И вот теперь я была вынуждена мучиться, сидя в тесных штанах, потому что сказать, как в фильмах: «Милый, я пойду переоденусь», – я не могла. Да и куда мне пойти? Мы уже находимся в моей временной спортивной спальне. Одно радовало: на мне была довольно просторная кофточка, скрывающая вылезшие из тесных штанов бока. Не то чтобы у меня висели бока, но впивающаяся резинка брюк создавала такой эффект. Эффект вывалившихся боков.

Данила сидел на велотренажере. На нем были серые джинсы и белая толстовка с капюшоном. Уж у него наверняка таких проблем не было. Он очень хорошо одевался, каждый день в новое. В моей прежней школе мальчики месяцами носили один свитер.

– О чем думаешь?

– Почему ты спросил? – испугалась я.

Он засмеялся.

– Просто так, – легко спрыгнул с велотренажера, подошел к дивану и сел рядом. – Твой отец скоро придет?

– Он… – Я запнулась. Все мысли были об одном: если он меня обнимет, то дотронется до боков. Я же не смогу ему объяснить, что это не толстые бока, а просто тело вылезло из тесных штанов. Закономерно было бы спросить, а почему они тесны? Не потому ли, что я разжирела? Мало кому из ребят в моей школе пришло бы в голову, что у меня не так много одежды и я, как и моя подруга, носим вещи, пока не сносим или пока не вырастем из них. Нам с мамой было что купить и помимо сотни разных штанов.

– Так что он? – Данила придвинулся ко мне и закинул руку на спинку сложенного дивана. – Почему ты замолчала? Стефа, что-то не так?

Его глаза, казалось, заглядывали в душу.

– Да все так, он придет вечером. – Я натужно засмеялась. – Там торт есть в холодильнике.

Прозвучало это весьма нелепо. Вечно голодная девушка в тесных штанах, которая ни о чем не может думать, кроме недоеденного торта. Так Даня обо мне думает?

Мне ничего не оставалось, лишь продолжить:

– Сейчас принесу чай!

Я уже начала вставать, когда его рука опустилась мне на плечи и притянула к себе.

– Да ну его, этот чай! – Его губы были в паре сантиметров от моих. И я чувствовала его горячее дыхание. Мне стало страшно.

Когда нужно сказать о том, что я не умею целоваться? Сейчас? Или потом, когда все случится, сказать, точно оправдываясь, мол, не умею.

Я так и не решила. Его губы коснулись моих, а я в этот момент думала только о боках, о штанах и о своем неумении. О чем угодно, но только не о поцелуе и не о том, кто меня обнимает.

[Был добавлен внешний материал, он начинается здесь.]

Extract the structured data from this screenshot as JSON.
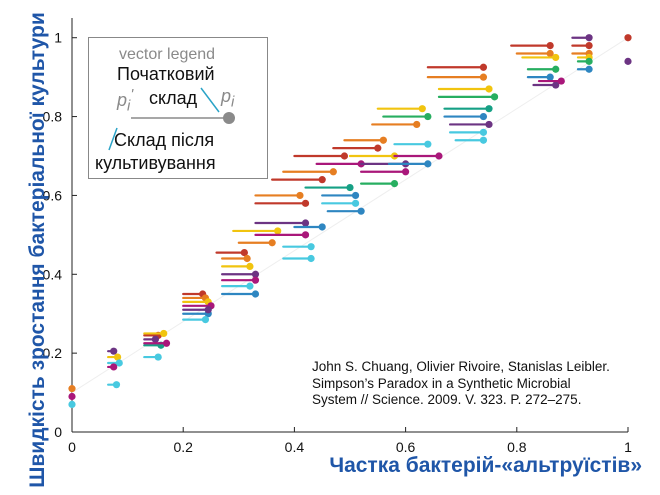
{
  "chart_data": {
    "type": "scatter",
    "title": "",
    "xlabel": "Частка бактерій-«альтруїстів»",
    "ylabel": "Швидкість зростання бактеріальної культури",
    "xlim": [
      0,
      1
    ],
    "ylim": [
      0,
      1.05
    ],
    "xticks": [
      0,
      0.2,
      0.4,
      0.6,
      0.8,
      1
    ],
    "xtick_labels": [
      "0",
      "0.2",
      "0.4",
      "0.6",
      "0.8",
      "1"
    ],
    "yticks": [
      0,
      0.2,
      0.4,
      0.6,
      0.8,
      1
    ],
    "ytick_labels": [
      "0",
      "0.2",
      "0.4",
      "0.6",
      "0.8",
      "1"
    ],
    "grid": false,
    "legend": {
      "position": "top-left",
      "title": "vector legend",
      "initial_label_line1": "Початковий",
      "initial_label_line2": "склад",
      "initial_symbol": "p",
      "initial_symbol_sup": "'",
      "initial_symbol_sub": "i",
      "final_symbol": "p",
      "final_symbol_sub": "i",
      "final_label_line1": "Склад після",
      "final_label_line2": "культивування"
    },
    "citation": [
      "John S. Chuang, Olivier Rivoire, Stanislas Leibler.",
      "Simpson’s Paradox in a Synthetic Microbial",
      "System // Science. 2009. V. 323. P. 272–275."
    ],
    "color_map": {
      "red": "#c0392b",
      "orange": "#e67e22",
      "yellow": "#f1c40f",
      "green": "#27ae60",
      "teal": "#16a085",
      "blue": "#2e86c1",
      "purple": "#6c3483",
      "magenta": "#a9177a",
      "cyan": "#48c9e0"
    },
    "series": [
      {
        "points": [
          {
            "x0": 0.0,
            "x1": 0.0,
            "y": 0.11,
            "c": "orange"
          },
          {
            "x0": 0.0,
            "x1": 0.0,
            "y": 0.09,
            "c": "magenta"
          },
          {
            "x0": 0.0,
            "x1": 0.0,
            "y": 0.07,
            "c": "cyan"
          },
          {
            "x0": 0.065,
            "x1": 0.075,
            "y": 0.205,
            "c": "purple"
          },
          {
            "x0": 0.065,
            "x1": 0.082,
            "y": 0.19,
            "c": "yellow"
          },
          {
            "x0": 0.065,
            "x1": 0.085,
            "y": 0.175,
            "c": "cyan"
          },
          {
            "x0": 0.065,
            "x1": 0.075,
            "y": 0.165,
            "c": "magenta"
          },
          {
            "x0": 0.065,
            "x1": 0.08,
            "y": 0.12,
            "c": "cyan"
          },
          {
            "x0": 0.13,
            "x1": 0.155,
            "y": 0.245,
            "c": "red"
          },
          {
            "x0": 0.13,
            "x1": 0.165,
            "y": 0.25,
            "c": "yellow"
          },
          {
            "x0": 0.13,
            "x1": 0.15,
            "y": 0.235,
            "c": "purple"
          },
          {
            "x0": 0.13,
            "x1": 0.16,
            "y": 0.22,
            "c": "teal"
          },
          {
            "x0": 0.13,
            "x1": 0.17,
            "y": 0.225,
            "c": "magenta"
          },
          {
            "x0": 0.13,
            "x1": 0.155,
            "y": 0.19,
            "c": "cyan"
          },
          {
            "x0": 0.2,
            "x1": 0.235,
            "y": 0.35,
            "c": "red"
          },
          {
            "x0": 0.2,
            "x1": 0.24,
            "y": 0.34,
            "c": "orange"
          },
          {
            "x0": 0.2,
            "x1": 0.245,
            "y": 0.33,
            "c": "yellow"
          },
          {
            "x0": 0.2,
            "x1": 0.25,
            "y": 0.32,
            "c": "magenta"
          },
          {
            "x0": 0.2,
            "x1": 0.245,
            "y": 0.3,
            "c": "blue"
          },
          {
            "x0": 0.2,
            "x1": 0.24,
            "y": 0.285,
            "c": "cyan"
          },
          {
            "x0": 0.2,
            "x1": 0.245,
            "y": 0.31,
            "c": "purple"
          },
          {
            "x0": 0.26,
            "x1": 0.31,
            "y": 0.455,
            "c": "red"
          },
          {
            "x0": 0.27,
            "x1": 0.315,
            "y": 0.44,
            "c": "orange"
          },
          {
            "x0": 0.27,
            "x1": 0.32,
            "y": 0.42,
            "c": "yellow"
          },
          {
            "x0": 0.27,
            "x1": 0.33,
            "y": 0.4,
            "c": "purple"
          },
          {
            "x0": 0.27,
            "x1": 0.33,
            "y": 0.385,
            "c": "magenta"
          },
          {
            "x0": 0.27,
            "x1": 0.32,
            "y": 0.37,
            "c": "cyan"
          },
          {
            "x0": 0.27,
            "x1": 0.33,
            "y": 0.35,
            "c": "blue"
          },
          {
            "x0": 0.29,
            "x1": 0.37,
            "y": 0.51,
            "c": "yellow"
          },
          {
            "x0": 0.3,
            "x1": 0.36,
            "y": 0.48,
            "c": "orange"
          },
          {
            "x0": 0.33,
            "x1": 0.42,
            "y": 0.53,
            "c": "purple"
          },
          {
            "x0": 0.33,
            "x1": 0.42,
            "y": 0.5,
            "c": "magenta"
          },
          {
            "x0": 0.38,
            "x1": 0.43,
            "y": 0.47,
            "c": "cyan"
          },
          {
            "x0": 0.38,
            "x1": 0.43,
            "y": 0.44,
            "c": "cyan"
          },
          {
            "x0": 0.4,
            "x1": 0.45,
            "y": 0.52,
            "c": "blue"
          },
          {
            "x0": 0.33,
            "x1": 0.42,
            "y": 0.58,
            "c": "red"
          },
          {
            "x0": 0.33,
            "x1": 0.41,
            "y": 0.6,
            "c": "orange"
          },
          {
            "x0": 0.36,
            "x1": 0.45,
            "y": 0.64,
            "c": "red"
          },
          {
            "x0": 0.38,
            "x1": 0.47,
            "y": 0.66,
            "c": "orange"
          },
          {
            "x0": 0.4,
            "x1": 0.49,
            "y": 0.7,
            "c": "red"
          },
          {
            "x0": 0.42,
            "x1": 0.5,
            "y": 0.62,
            "c": "teal"
          },
          {
            "x0": 0.45,
            "x1": 0.51,
            "y": 0.6,
            "c": "blue"
          },
          {
            "x0": 0.45,
            "x1": 0.51,
            "y": 0.58,
            "c": "cyan"
          },
          {
            "x0": 0.46,
            "x1": 0.52,
            "y": 0.56,
            "c": "blue"
          },
          {
            "x0": 0.44,
            "x1": 0.52,
            "y": 0.68,
            "c": "magenta"
          },
          {
            "x0": 0.47,
            "x1": 0.55,
            "y": 0.72,
            "c": "red"
          },
          {
            "x0": 0.49,
            "x1": 0.56,
            "y": 0.74,
            "c": "orange"
          },
          {
            "x0": 0.5,
            "x1": 0.58,
            "y": 0.7,
            "c": "yellow"
          },
          {
            "x0": 0.52,
            "x1": 0.6,
            "y": 0.68,
            "c": "purple"
          },
          {
            "x0": 0.52,
            "x1": 0.6,
            "y": 0.66,
            "c": "magenta"
          },
          {
            "x0": 0.52,
            "x1": 0.58,
            "y": 0.63,
            "c": "green"
          },
          {
            "x0": 0.54,
            "x1": 0.62,
            "y": 0.78,
            "c": "orange"
          },
          {
            "x0": 0.55,
            "x1": 0.63,
            "y": 0.82,
            "c": "yellow"
          },
          {
            "x0": 0.56,
            "x1": 0.64,
            "y": 0.8,
            "c": "green"
          },
          {
            "x0": 0.58,
            "x1": 0.64,
            "y": 0.73,
            "c": "cyan"
          },
          {
            "x0": 0.58,
            "x1": 0.66,
            "y": 0.7,
            "c": "magenta"
          },
          {
            "x0": 0.57,
            "x1": 0.64,
            "y": 0.68,
            "c": "blue"
          },
          {
            "x0": 0.64,
            "x1": 0.74,
            "y": 0.925,
            "c": "red"
          },
          {
            "x0": 0.64,
            "x1": 0.74,
            "y": 0.9,
            "c": "orange"
          },
          {
            "x0": 0.66,
            "x1": 0.75,
            "y": 0.87,
            "c": "yellow"
          },
          {
            "x0": 0.66,
            "x1": 0.76,
            "y": 0.85,
            "c": "green"
          },
          {
            "x0": 0.67,
            "x1": 0.75,
            "y": 0.82,
            "c": "teal"
          },
          {
            "x0": 0.67,
            "x1": 0.74,
            "y": 0.8,
            "c": "blue"
          },
          {
            "x0": 0.68,
            "x1": 0.75,
            "y": 0.78,
            "c": "purple"
          },
          {
            "x0": 0.68,
            "x1": 0.74,
            "y": 0.76,
            "c": "cyan"
          },
          {
            "x0": 0.69,
            "x1": 0.74,
            "y": 0.74,
            "c": "cyan"
          },
          {
            "x0": 0.79,
            "x1": 0.86,
            "y": 0.98,
            "c": "red"
          },
          {
            "x0": 0.8,
            "x1": 0.86,
            "y": 0.96,
            "c": "orange"
          },
          {
            "x0": 0.81,
            "x1": 0.87,
            "y": 0.95,
            "c": "yellow"
          },
          {
            "x0": 0.82,
            "x1": 0.87,
            "y": 0.92,
            "c": "green"
          },
          {
            "x0": 0.82,
            "x1": 0.86,
            "y": 0.9,
            "c": "blue"
          },
          {
            "x0": 0.83,
            "x1": 0.87,
            "y": 0.88,
            "c": "purple"
          },
          {
            "x0": 0.84,
            "x1": 0.88,
            "y": 0.89,
            "c": "magenta"
          },
          {
            "x0": 0.9,
            "x1": 0.93,
            "y": 1.0,
            "c": "purple"
          },
          {
            "x0": 0.9,
            "x1": 0.93,
            "y": 0.98,
            "c": "red"
          },
          {
            "x0": 0.9,
            "x1": 0.93,
            "y": 0.96,
            "c": "orange"
          },
          {
            "x0": 0.91,
            "x1": 0.93,
            "y": 0.95,
            "c": "yellow"
          },
          {
            "x0": 0.91,
            "x1": 0.93,
            "y": 0.94,
            "c": "green"
          },
          {
            "x0": 0.91,
            "x1": 0.93,
            "y": 0.92,
            "c": "blue"
          },
          {
            "x0": 1.0,
            "x1": 1.0,
            "y": 1.0,
            "c": "red"
          },
          {
            "x0": 1.0,
            "x1": 1.0,
            "y": 0.94,
            "c": "purple"
          }
        ]
      }
    ]
  }
}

Поразительно, как уверенного в себе, самодостаточного человека можно за считаные дни превратить в неуверенного и запуганного. Если мои одноклассники добивались именно этого, им удалось.

Когда же одна рука Дани начала медленно спускаться с моего плеча на спину, я отстранилась и вскочила.

На лице парня читалось потрясение. Мы молчали, я не знала, как объясниться. Общественное мнение так давило мне на мозг, что я стала стесняться себя и свое стеснение уже ставила выше чужих чувств.

Пришедший в себя от моего поведения Данила пробормотал:

– Стефа, если я поторопился, ты скажи.

И я, набравшись храбрости и воздуху, выпалила:

– У меня тесные штаны, дышать аж нечем. А еще… я просто раньше не целовалась.

– Штаны? – Его бровь поползла вверх, а потом он тупо моргнул: – Никогда?

Я кивнула. Он усмехнулся и похлопал по дивану.

– Расстегни ты свои штаны. Я видел тебя в купальнике. Подумаешь, расстегнутые штаны.

Я расстегнула пуговку, молнию на штанах и, с облегчением рассмеявшись, села рядом с Данилой.

Я думала, он меня поцелует, он так пристально смотрел на меня. Но Данила улыбнулся и, чмокнув меня в кончик носа, сказал:

– Ты чудо!

– Юдо, – прибавила я. И, осмелев от его тактичности и понимания, подалась к нему и сама поцеловала его в губы.

– Ты что-то говорила про торт?

Я кивнула и, пообещав: «Я быстро», унеслась на кухню.

Он мне крикнул: «Не торопись».

Разве могла я не торопиться к нему? Да у меня внутри все пело и играло от счастья. И штаны расстегнутые забылись, и мысли о моем невежестве в деле поцелуев. Я налила нам чай, отрезала торта за считаные минуты и поспешила назад в комнату.

Но у приоткрытой двери я замерла от увиденного. Данила рылся в моих вещах: перебирал книги, а затем присел возле чемодана и начал копаться в нем.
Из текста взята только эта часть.